Inflation protection ensures survivors can afford rent, bills, groceries, and medication, despite rising prices.
CRA and Service Canada reassess the rates annually, with changes typically announced each year in July or September.
Common Scenarios: Who Might Qualify?
Here are a few realistic examples of who may be eligible:
- A 62-year-old widow living in Ontario whose husband contributed to CPP and had no personal pension
- A 60-year-old man whose common-law wife passed away in 2024, leaving him without income
- A 63-year-old single woman previously separated from her late spouse who was a long-time CPP contributor
All of these individuals may qualify if income thresholds and application conditions are met.
What Happens at Age 65?
When you turn 65, you will transition out of SA and may be eligible for:
- Old Age Security (OAS)
- Guaranteed Income Supplement (GIS)
- Your own CPP retirement pension
CRA and Service Canada usually coordinate this transition without disruption, but recipients should update their file and keep personal records current.
Tips to Maximise Your Survivor’s Allowance
- Apply as soon as possible after turning 60 or losing a partner
- Keep all documents updated (ID, death certificate, income proof)
- Notify Service Canada of any life changes (marital status, income, residence)
- Check CRA mail and online account for payment updates
- Combine with other supports like GIS or housing benefits if eligible
Psychological and Social Benefits Beyond Finances
Aside from financial support, the Survivor’s Allowance provides:
- Emotional stability through consistent income
- Security during bereavement
- A sense of dignity for low-income seniors facing loss
- Reduced pressure on family or social services
It plays a vital role in Canada’s social safety net for aging individuals.
5 FAQs: Canada Survivor’s Allowance 2025
1. How much is the Canada Survivor’s Allowance in 2025?
The monthly confirmed payment is $1663, totaling $19,956 per year.
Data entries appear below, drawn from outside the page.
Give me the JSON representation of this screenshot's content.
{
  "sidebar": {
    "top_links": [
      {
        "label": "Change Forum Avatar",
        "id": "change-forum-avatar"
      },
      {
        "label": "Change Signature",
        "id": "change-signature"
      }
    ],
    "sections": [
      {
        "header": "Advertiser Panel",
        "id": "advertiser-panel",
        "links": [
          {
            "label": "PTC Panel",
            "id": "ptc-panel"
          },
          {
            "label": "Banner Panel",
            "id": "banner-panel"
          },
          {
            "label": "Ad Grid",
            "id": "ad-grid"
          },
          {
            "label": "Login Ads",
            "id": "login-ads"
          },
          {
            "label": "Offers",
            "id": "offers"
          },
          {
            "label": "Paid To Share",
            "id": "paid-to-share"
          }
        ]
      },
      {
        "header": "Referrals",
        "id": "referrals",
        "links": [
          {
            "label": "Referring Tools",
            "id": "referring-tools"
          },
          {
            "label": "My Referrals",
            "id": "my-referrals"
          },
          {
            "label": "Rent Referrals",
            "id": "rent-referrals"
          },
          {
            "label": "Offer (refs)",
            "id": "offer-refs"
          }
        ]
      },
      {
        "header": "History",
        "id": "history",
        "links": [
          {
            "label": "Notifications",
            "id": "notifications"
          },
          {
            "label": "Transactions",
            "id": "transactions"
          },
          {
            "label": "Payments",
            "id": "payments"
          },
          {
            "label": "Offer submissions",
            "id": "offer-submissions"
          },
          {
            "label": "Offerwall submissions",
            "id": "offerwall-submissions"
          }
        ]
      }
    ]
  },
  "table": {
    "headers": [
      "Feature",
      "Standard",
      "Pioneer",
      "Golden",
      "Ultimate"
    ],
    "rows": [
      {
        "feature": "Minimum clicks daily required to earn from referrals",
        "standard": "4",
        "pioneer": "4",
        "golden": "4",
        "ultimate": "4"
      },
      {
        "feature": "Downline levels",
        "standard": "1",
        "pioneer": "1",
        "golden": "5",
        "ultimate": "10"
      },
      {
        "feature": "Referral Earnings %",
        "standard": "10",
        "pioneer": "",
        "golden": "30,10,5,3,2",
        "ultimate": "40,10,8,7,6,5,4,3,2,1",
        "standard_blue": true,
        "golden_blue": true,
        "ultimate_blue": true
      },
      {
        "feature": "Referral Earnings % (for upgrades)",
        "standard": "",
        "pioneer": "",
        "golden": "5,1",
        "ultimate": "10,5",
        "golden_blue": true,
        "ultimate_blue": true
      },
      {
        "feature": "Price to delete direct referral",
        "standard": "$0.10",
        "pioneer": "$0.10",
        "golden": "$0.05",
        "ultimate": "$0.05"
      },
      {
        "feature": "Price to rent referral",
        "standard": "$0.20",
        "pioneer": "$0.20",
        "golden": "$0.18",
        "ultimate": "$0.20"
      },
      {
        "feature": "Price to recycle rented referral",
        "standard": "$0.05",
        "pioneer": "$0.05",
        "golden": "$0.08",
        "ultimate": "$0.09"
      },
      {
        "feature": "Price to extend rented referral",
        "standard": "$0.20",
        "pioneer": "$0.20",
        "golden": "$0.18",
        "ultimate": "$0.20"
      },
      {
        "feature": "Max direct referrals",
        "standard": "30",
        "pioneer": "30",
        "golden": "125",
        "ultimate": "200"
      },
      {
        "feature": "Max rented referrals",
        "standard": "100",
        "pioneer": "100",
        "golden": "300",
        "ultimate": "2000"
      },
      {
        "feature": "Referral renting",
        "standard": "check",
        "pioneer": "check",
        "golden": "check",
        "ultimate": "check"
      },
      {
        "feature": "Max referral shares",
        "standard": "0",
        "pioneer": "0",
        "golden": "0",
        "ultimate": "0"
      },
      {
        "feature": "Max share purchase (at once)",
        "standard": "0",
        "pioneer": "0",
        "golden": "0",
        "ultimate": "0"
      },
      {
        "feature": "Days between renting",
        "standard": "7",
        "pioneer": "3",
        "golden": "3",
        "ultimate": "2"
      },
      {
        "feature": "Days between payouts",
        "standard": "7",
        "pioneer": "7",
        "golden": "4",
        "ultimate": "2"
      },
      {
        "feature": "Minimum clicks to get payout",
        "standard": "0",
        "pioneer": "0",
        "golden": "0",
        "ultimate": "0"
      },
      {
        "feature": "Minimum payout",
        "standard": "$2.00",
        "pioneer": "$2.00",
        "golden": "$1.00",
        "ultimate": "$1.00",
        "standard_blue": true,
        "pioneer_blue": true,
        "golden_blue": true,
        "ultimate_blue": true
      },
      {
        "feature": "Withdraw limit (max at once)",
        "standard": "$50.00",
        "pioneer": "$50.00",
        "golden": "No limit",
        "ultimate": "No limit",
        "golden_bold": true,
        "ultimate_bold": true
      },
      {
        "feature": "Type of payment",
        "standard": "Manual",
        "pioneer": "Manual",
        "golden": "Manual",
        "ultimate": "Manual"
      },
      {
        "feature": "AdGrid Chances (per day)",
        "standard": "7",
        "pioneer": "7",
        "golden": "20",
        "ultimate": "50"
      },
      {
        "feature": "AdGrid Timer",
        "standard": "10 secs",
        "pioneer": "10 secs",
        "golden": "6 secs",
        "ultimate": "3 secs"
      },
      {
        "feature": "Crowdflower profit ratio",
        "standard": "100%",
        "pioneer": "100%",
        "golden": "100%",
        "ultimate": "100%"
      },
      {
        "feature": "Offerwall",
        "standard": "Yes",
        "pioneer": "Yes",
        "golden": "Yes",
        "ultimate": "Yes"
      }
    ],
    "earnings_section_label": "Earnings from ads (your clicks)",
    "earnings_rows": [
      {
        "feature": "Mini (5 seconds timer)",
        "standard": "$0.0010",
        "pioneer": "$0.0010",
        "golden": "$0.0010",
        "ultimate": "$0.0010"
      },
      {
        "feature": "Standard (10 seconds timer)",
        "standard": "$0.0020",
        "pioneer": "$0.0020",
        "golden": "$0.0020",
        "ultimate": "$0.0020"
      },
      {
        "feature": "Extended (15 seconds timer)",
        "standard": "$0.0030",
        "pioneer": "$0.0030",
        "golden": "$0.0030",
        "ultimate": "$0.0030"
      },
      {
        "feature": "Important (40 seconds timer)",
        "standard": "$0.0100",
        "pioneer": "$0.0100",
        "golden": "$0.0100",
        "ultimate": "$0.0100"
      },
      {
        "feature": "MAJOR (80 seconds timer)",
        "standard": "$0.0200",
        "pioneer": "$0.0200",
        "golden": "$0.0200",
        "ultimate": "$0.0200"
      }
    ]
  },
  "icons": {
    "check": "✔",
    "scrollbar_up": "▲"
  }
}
It is non-taxable and adjusted annually for inflation.
2. Who qualifies for the Survivor’s Allowance?
You must be 60 to 64, a widowed or separated spouse of a CPP contributor, a low-income resident of Canada, and not yet receiving full CPP retirement.
3. Do I need to apply, or is it automatic?
You must apply through Service Canada. The benefit is not automatically issued, even if your spouse contributed to CPP.
4. What documents are needed for application?
You’ll need proof of age, proof of death of your spouse, income statements, and confirmation that the deceased paid into CPP.
5. What happens when I turn 65?
At age 65, Survivor’s Allowance ends, and you will transition to CPP Retirement, Old Age Security (OAS), and Guaranteed Income Supplement (GIS) if eligible.